10
March
2020
|
13:06 PM
America/Chicago

Green Beetles under the Microscope

If you ask most people, they would say that almost all species of animals are already known -except for a handful at the bottom of the ocean or deep in the jungles. A group of students at South Texas College knows that isn’t true. They are working on a project with Dr. David Robacker at the Weslaco campus to identify new species of beetles from Mexico. Every week on Friday afternoon students from the Dual Enrollment Medical Science Academy (DEMSA) gather in a laboratory with their microscopes to dissect and examine green-, white- and red-striped jewel scarabs that live in montane pine forests all over Mexico. Right now, and since the species was first described scientifically more than 150 years ago, these beetles have borne the name Chrysina adelaida. Members of this genus Chrysina comprise a group that includes species from Texas and Arizona all the way through Central America to Ecuador. Many of the species are metallic gold or silver, but the species in Mexico are mainly green. Right now there are about 120 known species according to experts Dave Hawks (Riverside, CA) and Jose Monzon Sierra (Guatemala City, Guatemala), but everyone who loves these magnificent insects believes there are many more waiting to be recognized. Most of these probably live in remote mountains where roads don’t exist and scientists rarely go. But our students know that some new species may be right under our noses.
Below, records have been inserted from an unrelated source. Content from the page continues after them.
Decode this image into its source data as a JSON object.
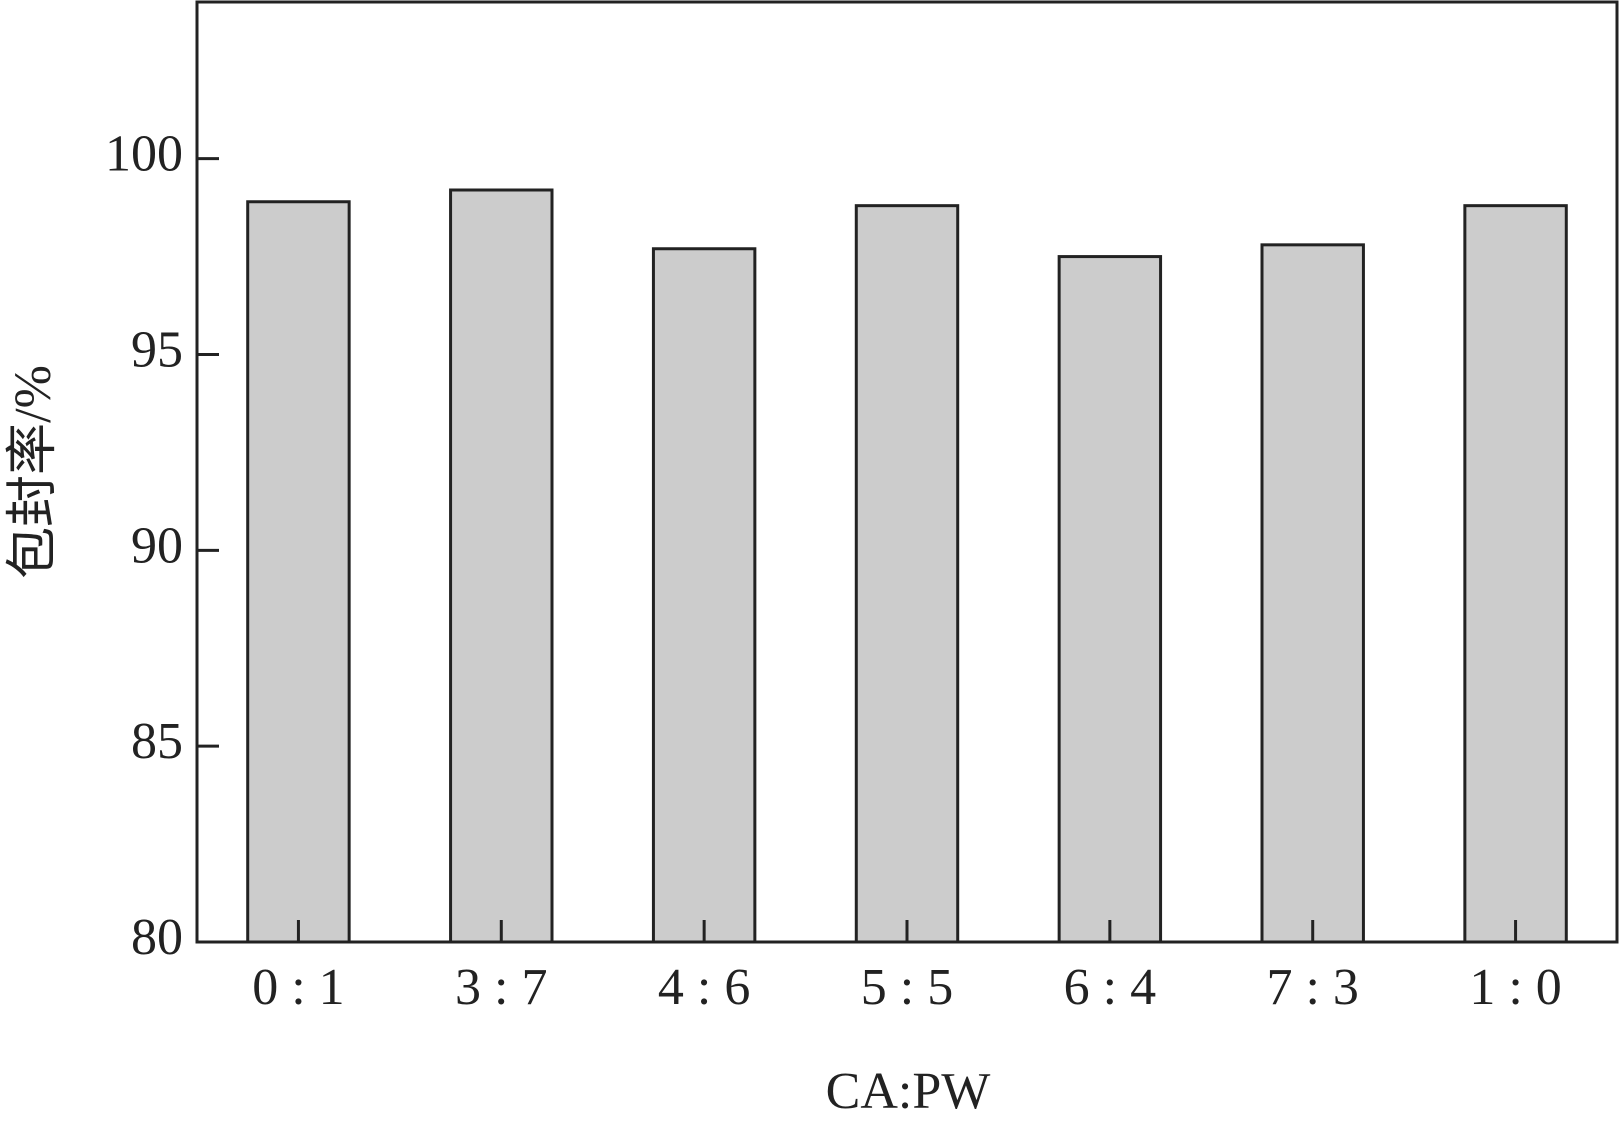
{
  "chart_data": {
    "type": "bar",
    "x_label": "CA:PW",
    "y_label": "包封率/%",
    "categories": [
      "0 : 1",
      "3 : 7",
      "4 : 6",
      "5 : 5",
      "6 : 4",
      "7 : 3",
      "1 : 0"
    ],
    "values": [
      98.9,
      99.2,
      97.7,
      98.8,
      97.5,
      97.8,
      98.8
    ],
    "color": "#cccccc",
    "ylim": [
      80,
      104
    ],
    "yticks": [
      80,
      85,
      90,
      95,
      100
    ],
    "grid": false
  }
}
Last year, students Norma Barrientos, Brianna Miranda, Naidely Castillo, and Esmer Aguilar began the work and took it to a point where emerging evidence implicated one particular population (sorry, can’t say where due to proprietary considerations) as different from nominate C. adelaida in central Mexico. Most of those students have since moved on to new adventures. Enter current team leader Naidely Castillo and fellow students Alejandra Escobedo, Nathan Martinez, Galilea Casas, and Guadelupe Martinez who plow through genitalic microdissections with ease to look for morphological differences that distinguish populations from different places as probable different species. The premise of the work is that if male genitalic capsules and female genicalic plates differ between beetles from different places, they must be different species. This idea is based on a long-held tenet called mechanical isolation that means different species may have different genitalic structures that prevent them from mating with each other because they simply don’t fit together during copulation.

So, are there any morphological differences? The students can tell you that it is hard to discern by looking so we turn to careful quantitative methods. Math always seems to be the answer. Using a powerful dissecting microscope equipped with a built-in camera system (courtesy of the STC Biology Department), the students obtain images precise to tenths of a millimeter and determine the sizes and angles of the genitalic structures that simply could not be measured another way. Naidely has witnessed the results for 6 males from the nominate population compared with 7 from the study population and she can attest. “Yes, we can see that they are different” referring to males from the two groups. Statistical analysis of the data confirms what she observed. “It is exciting to realize we are discovering new species that no one else even knows about”.

There is still a lot of work to do but the research is progressing quickly to a conclusion – maybe by the end of spring semester 2020. “The reward is knowing we are doing science and seeing that these beetles are different, and then that the species we are discovering will get a name that will last forever”, says Naidely. Indeed, the students themselves will get to suggest a name that will become part of the legacy of Chrysina taxonomy.